Enfin. Il s’alluma une autre cigarette, la dernière de l’année. Il ne restait que quelques minutes, cinq à tout casser. Juste le temps de savourer la nicotine, recracher la fumée, la voir se mélanger à l’air transi de la nuit, puis se dissiper parmi les étoiles. Toujours le même spectacle, mais Alexis ne s’en lassait jamais.

23h59

Il était mort de froid. Son corps entier tremblait, mais il n’avait aucune envie de retourner à l’intérieur. Finalement, il n’était pas si mal, là, à imaginer la silhouette de Tom, juste sur la balançoire d’à côté, se balançant comme un gamin et hurlant son bien-être. Avec un peu de chance, Lola était tellement ivre qu’elle ne remarquerait pas son absence. Mais c’était sans compter sur la baie vitrée qui s’ouvrit, laissant sortir des bribes de l’ambiance intérieure. Le décompte n’allait pas tarder.

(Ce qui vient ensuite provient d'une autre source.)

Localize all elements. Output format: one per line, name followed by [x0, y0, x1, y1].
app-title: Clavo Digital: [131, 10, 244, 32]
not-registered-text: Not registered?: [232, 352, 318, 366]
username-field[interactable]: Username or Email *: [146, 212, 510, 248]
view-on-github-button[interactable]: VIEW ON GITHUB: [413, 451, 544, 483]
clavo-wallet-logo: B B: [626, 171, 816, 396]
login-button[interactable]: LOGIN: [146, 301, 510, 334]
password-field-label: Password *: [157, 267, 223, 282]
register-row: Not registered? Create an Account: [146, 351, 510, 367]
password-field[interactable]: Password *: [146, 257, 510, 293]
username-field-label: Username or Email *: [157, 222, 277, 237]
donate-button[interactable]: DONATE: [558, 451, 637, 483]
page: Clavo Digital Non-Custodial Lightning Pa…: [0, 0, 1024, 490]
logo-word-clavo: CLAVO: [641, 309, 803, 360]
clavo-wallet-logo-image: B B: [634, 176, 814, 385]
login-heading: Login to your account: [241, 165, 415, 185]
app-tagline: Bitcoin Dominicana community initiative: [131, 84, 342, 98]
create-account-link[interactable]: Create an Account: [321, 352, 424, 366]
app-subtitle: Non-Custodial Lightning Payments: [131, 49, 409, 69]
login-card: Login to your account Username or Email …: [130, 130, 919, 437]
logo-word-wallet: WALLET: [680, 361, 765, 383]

Sans se retourner, il lâcha :

—     Ouais, j’arrive Lola.

—     Dix, neuf, huit…

Même ensevelie sous des litres d’alcool, la voix de sa sœur ne sonnait pas aussi grave, d’habitude. Enfin, peut-être que tout ce vacarme l’induisait en erreur. Après tout, la musique tambourinait si fort contre les fenêtres qu’il n’entendait même plus les battements de son cœur.

—     Sept, six, cinq…

Une paire de bras musclés qui l’enlaça amoureusement. Un souffle chaud, dégageant de légers effluves de bière, qui s’échoua contre sa nuque, dévêtue de son écharpe. Un visage familier qui s’y enfouit délicatement, avec un petit rire presque trop effacé. Des frissons qui lui parcoururent la colonne vertébrale. Une douce chaleur naissante au creux de ses entrailles qui commença à le réchauffer.

—     Quatre, trois, deux…

Une voix suave qui lui susurra ces nombres à l’oreille. Ses doigts qui s’enfoncèrent fermement dans la peau pour s’assurer de ne pas rêver. Ses lèvres qui tremblèrent si fort. Une larme, agressée par le froid, qui échappa à sa vigilance. Un sourire qui lui fit mal aux joues. Un sentiment, à la fois magique et léger, qui l’envahit soudainement.

—     Un…

Bonne année !

—     Tom !

Lorsqu’il se retourna, Alexis se heurta à la nuit noire, comblée par un vent de solitude, glacial.